Chems shipping markets watchful but unmoved as US-Iran tensions cool
Iran is unlikely to attempt to shut down traffic through the Strait of Hormuz in spite of high political tensions, although there is scope for shipping costs to escalate.
Hostilities between the US and Iran through much of last week prompted fears that Iran may seek to retaliate by closing the Strait of Hormuz, a key shipping artery from east to west for crude oil and chemicals.
Iran is thought to be behind several attacks on tankers passing through the Strait in recent years after the US reimposed sanctions on the country and tensions increased with Saudi Arabia.
However, it would not be in the country’s interest to cut off all traffic, according to Lombard managing director for global political research Christopher Granville.
“Our explicit assumption here is that Iran will not of its own accord seek to close the Strait because it needs to keep the oil flowing,” said Granville.
“[Iran] would have the capacity to make shipping very expensive and much less frequent, but I don’t think they have the capacity to close the system,” added Marcus Chenevix, Middle East and North Africa analyst at TS Lombard.
Market unease following Iranian missile attacks on US military bases in Iraq led to reports of several companies suspending shipments along the route, but conditions have normalised since then, according to sources.
Shipping is returning to regular operations along the strait, and the substantial hikes to insurance costs that followed the tanker attacks have failed to materialise, sources added.

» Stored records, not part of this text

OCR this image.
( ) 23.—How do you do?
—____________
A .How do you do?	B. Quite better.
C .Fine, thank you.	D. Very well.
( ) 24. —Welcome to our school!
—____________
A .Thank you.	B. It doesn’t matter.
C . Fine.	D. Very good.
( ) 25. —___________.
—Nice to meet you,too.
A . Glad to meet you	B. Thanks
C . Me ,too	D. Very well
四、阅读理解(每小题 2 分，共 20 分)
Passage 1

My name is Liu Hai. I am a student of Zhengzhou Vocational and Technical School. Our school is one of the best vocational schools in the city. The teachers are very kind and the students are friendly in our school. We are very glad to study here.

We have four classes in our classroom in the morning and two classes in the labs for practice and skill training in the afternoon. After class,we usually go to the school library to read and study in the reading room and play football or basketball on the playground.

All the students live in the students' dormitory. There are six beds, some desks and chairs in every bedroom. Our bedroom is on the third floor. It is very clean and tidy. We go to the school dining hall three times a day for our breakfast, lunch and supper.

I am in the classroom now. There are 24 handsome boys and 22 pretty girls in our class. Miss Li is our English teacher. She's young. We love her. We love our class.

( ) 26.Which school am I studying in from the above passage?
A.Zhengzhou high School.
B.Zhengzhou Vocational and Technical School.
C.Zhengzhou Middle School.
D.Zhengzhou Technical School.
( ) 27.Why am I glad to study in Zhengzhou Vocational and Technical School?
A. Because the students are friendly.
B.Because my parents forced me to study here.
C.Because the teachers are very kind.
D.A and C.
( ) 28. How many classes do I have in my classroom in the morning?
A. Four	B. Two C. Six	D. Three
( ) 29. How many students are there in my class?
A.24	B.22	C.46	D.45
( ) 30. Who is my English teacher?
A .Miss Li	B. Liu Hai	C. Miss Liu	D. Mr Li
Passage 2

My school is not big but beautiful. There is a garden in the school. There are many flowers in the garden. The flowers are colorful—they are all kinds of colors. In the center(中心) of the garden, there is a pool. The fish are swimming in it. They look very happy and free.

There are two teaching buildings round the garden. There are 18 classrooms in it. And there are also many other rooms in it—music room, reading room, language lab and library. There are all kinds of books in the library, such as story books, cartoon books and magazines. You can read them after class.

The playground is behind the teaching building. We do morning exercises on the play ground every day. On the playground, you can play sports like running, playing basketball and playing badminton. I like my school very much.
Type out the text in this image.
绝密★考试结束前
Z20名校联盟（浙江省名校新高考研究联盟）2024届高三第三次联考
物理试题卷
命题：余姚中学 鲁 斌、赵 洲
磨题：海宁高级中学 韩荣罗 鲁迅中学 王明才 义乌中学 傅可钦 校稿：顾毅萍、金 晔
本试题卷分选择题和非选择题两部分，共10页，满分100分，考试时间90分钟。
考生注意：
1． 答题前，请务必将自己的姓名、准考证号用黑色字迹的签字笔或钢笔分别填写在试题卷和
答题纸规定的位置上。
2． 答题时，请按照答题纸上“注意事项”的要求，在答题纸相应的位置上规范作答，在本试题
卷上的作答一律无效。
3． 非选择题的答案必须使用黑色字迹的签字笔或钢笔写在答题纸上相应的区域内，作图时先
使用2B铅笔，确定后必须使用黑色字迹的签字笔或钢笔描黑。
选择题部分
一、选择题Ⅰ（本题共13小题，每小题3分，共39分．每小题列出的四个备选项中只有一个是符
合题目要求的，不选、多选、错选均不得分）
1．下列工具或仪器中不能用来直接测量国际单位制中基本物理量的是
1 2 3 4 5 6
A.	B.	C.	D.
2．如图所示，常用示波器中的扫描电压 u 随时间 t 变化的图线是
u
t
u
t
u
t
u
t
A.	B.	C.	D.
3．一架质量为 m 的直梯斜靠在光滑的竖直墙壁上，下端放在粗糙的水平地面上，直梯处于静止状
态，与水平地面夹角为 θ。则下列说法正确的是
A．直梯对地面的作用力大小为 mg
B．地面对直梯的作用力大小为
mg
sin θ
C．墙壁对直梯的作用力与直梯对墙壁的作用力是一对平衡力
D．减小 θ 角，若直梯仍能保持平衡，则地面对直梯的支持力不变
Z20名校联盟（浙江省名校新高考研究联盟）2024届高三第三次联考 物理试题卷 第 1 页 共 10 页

Insurance costs skyrocketed in the aftermath of the tanker attacks, but the market is more sanguine about land disruption in a region that has been riven by conflict for much of the last several decades.
Any further attacks on vessels on the route would be likely to result in the fresh insurance hikes and likely shipping suspensions.
Brent crude futures pricing fell back to under $65/bbl after spiking to over $71/bbl at points when it looked like the US and Iran may have been drifting toward a more direct sustained conflict than the simmering tensions and proxy skirmishes of recent years.
While the closure of the strait would have a substantial impact on chemicals shipments, with over half of global linear low-density polyethylene (LLDPE) and nearly 20% of oil shipments passing along the route, sources have questioned whether Iran has the power to close it for any length of time.
“Iran could close the Strait… but the US can force it open,” said a source with knowledge of the geopolitical conditions in the region.
“The biggest threat to the Gulf in terms of the strait is if Iran mines it… [or] they probably deploy their four submarines, but they wouldn’t last very long in the face of a US naval operation. The US would not tolerate closure. In the short-term, you’d get some disruption but not in the longer-term,” added the source.
The impact that the closure would have on Iran itself means that it is unlikely to be a course that the country or the Iranian Revolutionary Guard Corps (IRGC) took without substantial provocation, due to the impact it would have one of the country’s key allies and patrons.
“China is an important strategic supporter of Iran in the present confrontation… China being the key principle market for Iranian oil,” Granville said.
“I think it would be the height of irrationality on Iran’s part to cause damage to the Chinese economy by having that effect on the physical oil markets.”
The potential for smaller-scale attacks along the strait, particularly on shipping vessels could still result in substantial disruption and cost increases for chemicals logistics, which could be felt up and down the supply chain.